Les chercheurs ont découvert qu’environ une relation gène-langue sur cinq est une inadéquation, et ce dans le monde entier. Ces inadéquations peuvent donner un aperçu de l’histoire de l’évolution humaine.

« Une fois que nous saurons où ces changements de langue se sont produits, nous pourrons mieux reconstituer la façon dont les langues et les populations se sont répandues dans le monde », explique Balthasar Bickel, directeur du Pôle de recherche national (PRN) Evolving Language, qui a cosupervisé l’étude.

Passage au langage local

La plupart des inadéquations résultent du passage d’une population à la langue d’une population voisine, génétiquement différente. Certains peuples des versants orientaux tropicaux des Andes parlent un idiome quechua qui est généralement parlé par des groupes au profil génétique différent qui vivent à des altitudes plus élevées.

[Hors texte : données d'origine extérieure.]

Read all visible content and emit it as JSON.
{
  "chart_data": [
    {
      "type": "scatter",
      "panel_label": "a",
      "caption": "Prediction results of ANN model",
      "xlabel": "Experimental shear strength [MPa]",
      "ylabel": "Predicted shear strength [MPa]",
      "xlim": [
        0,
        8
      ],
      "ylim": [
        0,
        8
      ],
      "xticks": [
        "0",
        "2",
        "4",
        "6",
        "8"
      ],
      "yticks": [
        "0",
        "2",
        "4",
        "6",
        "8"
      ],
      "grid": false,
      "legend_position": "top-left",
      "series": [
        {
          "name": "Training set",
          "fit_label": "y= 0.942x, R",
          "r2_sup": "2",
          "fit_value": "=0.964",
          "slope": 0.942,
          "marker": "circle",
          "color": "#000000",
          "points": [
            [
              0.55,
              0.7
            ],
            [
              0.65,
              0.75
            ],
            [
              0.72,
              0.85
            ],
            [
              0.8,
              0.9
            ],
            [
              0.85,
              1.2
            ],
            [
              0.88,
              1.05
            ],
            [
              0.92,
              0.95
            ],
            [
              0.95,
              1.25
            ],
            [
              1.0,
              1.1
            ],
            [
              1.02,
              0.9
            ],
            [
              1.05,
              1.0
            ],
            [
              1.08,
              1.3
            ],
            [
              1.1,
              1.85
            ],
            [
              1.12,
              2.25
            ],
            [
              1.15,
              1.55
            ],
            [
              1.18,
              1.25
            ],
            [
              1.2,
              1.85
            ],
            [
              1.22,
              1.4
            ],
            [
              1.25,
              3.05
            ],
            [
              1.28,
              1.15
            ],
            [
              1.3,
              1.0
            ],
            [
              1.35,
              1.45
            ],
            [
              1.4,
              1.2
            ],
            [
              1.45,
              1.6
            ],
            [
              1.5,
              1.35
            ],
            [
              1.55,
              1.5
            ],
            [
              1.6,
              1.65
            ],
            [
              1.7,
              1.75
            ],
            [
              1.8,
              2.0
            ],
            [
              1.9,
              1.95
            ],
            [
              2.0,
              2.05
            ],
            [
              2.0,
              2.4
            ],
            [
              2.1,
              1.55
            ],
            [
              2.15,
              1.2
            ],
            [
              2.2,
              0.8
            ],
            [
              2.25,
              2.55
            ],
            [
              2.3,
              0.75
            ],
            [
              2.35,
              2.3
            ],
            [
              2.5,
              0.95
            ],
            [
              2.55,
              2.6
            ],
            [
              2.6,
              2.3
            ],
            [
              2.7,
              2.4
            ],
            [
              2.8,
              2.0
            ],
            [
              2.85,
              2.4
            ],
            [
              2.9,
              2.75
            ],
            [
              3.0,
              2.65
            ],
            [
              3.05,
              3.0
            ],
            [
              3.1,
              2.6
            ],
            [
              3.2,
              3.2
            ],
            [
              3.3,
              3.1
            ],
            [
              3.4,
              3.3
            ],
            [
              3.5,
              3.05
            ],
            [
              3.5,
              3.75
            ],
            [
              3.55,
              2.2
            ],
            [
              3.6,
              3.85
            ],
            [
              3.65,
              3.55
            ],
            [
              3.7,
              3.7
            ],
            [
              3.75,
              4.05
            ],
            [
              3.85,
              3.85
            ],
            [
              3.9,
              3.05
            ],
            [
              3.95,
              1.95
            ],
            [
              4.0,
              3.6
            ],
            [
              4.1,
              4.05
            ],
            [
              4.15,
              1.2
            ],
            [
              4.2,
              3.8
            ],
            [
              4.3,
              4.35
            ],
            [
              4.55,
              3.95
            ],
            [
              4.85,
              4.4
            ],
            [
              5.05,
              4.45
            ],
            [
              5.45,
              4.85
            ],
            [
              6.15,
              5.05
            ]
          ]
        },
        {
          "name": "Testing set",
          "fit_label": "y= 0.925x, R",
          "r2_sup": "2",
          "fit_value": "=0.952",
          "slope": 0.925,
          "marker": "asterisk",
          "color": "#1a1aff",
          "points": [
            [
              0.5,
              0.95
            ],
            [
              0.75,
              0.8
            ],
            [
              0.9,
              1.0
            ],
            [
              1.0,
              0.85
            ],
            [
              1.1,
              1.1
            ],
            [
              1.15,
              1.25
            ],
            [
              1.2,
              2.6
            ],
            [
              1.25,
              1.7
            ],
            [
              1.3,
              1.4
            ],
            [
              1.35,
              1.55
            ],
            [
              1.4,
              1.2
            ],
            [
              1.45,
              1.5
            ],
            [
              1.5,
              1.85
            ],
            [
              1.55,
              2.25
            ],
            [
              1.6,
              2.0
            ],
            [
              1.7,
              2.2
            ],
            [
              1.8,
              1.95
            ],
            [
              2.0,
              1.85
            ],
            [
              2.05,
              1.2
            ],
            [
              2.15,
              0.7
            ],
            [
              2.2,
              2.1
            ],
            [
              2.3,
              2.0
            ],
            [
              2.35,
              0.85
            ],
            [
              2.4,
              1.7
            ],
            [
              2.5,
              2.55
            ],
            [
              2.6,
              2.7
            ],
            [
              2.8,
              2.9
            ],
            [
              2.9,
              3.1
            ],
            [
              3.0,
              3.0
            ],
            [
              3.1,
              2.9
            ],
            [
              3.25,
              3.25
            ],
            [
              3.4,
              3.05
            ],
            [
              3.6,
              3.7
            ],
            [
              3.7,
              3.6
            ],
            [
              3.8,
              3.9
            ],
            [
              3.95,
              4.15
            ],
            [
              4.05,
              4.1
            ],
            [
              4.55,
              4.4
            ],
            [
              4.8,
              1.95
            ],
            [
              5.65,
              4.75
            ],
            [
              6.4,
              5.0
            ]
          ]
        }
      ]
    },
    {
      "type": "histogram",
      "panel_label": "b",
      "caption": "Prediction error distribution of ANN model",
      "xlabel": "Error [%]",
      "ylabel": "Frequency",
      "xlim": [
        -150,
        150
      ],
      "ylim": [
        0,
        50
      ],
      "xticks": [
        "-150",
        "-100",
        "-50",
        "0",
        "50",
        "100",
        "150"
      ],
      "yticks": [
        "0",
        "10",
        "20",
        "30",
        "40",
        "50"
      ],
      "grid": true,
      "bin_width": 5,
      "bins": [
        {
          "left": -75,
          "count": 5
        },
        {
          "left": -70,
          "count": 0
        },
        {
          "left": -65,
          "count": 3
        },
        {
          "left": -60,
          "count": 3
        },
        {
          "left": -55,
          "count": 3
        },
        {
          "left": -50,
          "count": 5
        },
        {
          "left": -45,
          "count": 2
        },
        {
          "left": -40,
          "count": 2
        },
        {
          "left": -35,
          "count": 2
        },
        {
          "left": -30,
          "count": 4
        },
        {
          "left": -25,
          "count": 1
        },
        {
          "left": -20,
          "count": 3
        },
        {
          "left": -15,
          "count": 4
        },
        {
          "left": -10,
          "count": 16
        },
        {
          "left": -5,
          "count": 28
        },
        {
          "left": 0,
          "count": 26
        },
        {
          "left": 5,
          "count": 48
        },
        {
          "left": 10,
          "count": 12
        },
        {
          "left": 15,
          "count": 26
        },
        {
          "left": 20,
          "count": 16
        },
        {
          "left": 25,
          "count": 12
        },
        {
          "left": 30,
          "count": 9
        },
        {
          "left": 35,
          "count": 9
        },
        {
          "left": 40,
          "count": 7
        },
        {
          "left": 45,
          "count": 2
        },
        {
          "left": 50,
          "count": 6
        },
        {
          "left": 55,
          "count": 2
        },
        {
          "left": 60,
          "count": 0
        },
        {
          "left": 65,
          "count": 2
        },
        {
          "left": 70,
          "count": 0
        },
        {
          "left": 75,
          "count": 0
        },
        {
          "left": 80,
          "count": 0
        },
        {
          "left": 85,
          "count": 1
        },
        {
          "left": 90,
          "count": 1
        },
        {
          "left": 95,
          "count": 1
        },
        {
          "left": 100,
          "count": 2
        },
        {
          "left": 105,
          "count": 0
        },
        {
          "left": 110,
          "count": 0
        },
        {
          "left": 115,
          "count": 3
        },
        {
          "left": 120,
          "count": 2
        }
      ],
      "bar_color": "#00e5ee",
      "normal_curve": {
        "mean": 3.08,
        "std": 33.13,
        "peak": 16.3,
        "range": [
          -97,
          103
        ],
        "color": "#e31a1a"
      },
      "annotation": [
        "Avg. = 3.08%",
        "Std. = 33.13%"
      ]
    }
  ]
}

Le peuple Damara en Namibie, qui est génétiquement apparenté aux Bantous, communique en utilisant une langue Khoe qui est parlée par des groupes génétiquement éloignés dans la même région. Et certains chasseurs-cueilleurs qui vivent en Afrique centrale parlent principalement des langues bantoues sans avoir une forte parenté génétique avec les populations bantoues voisines.

En outre, il existe des cas où les migrants ont adopté la langue locale de leur nouveau pays. La population juive de Géorgie, par exemple, a adopté une langue du Caucase du Sud, tandis que les Juifs de Cochin en Inde parlent une langue dravidienne.

Le cas de Malte reflète son histoire d’île entre deux continents : Si les Maltais sont étroitement liés aux habitants de la Sicile, ils parlent une langue afro-asiatique influencée par diverses langues turques et indo-européennes.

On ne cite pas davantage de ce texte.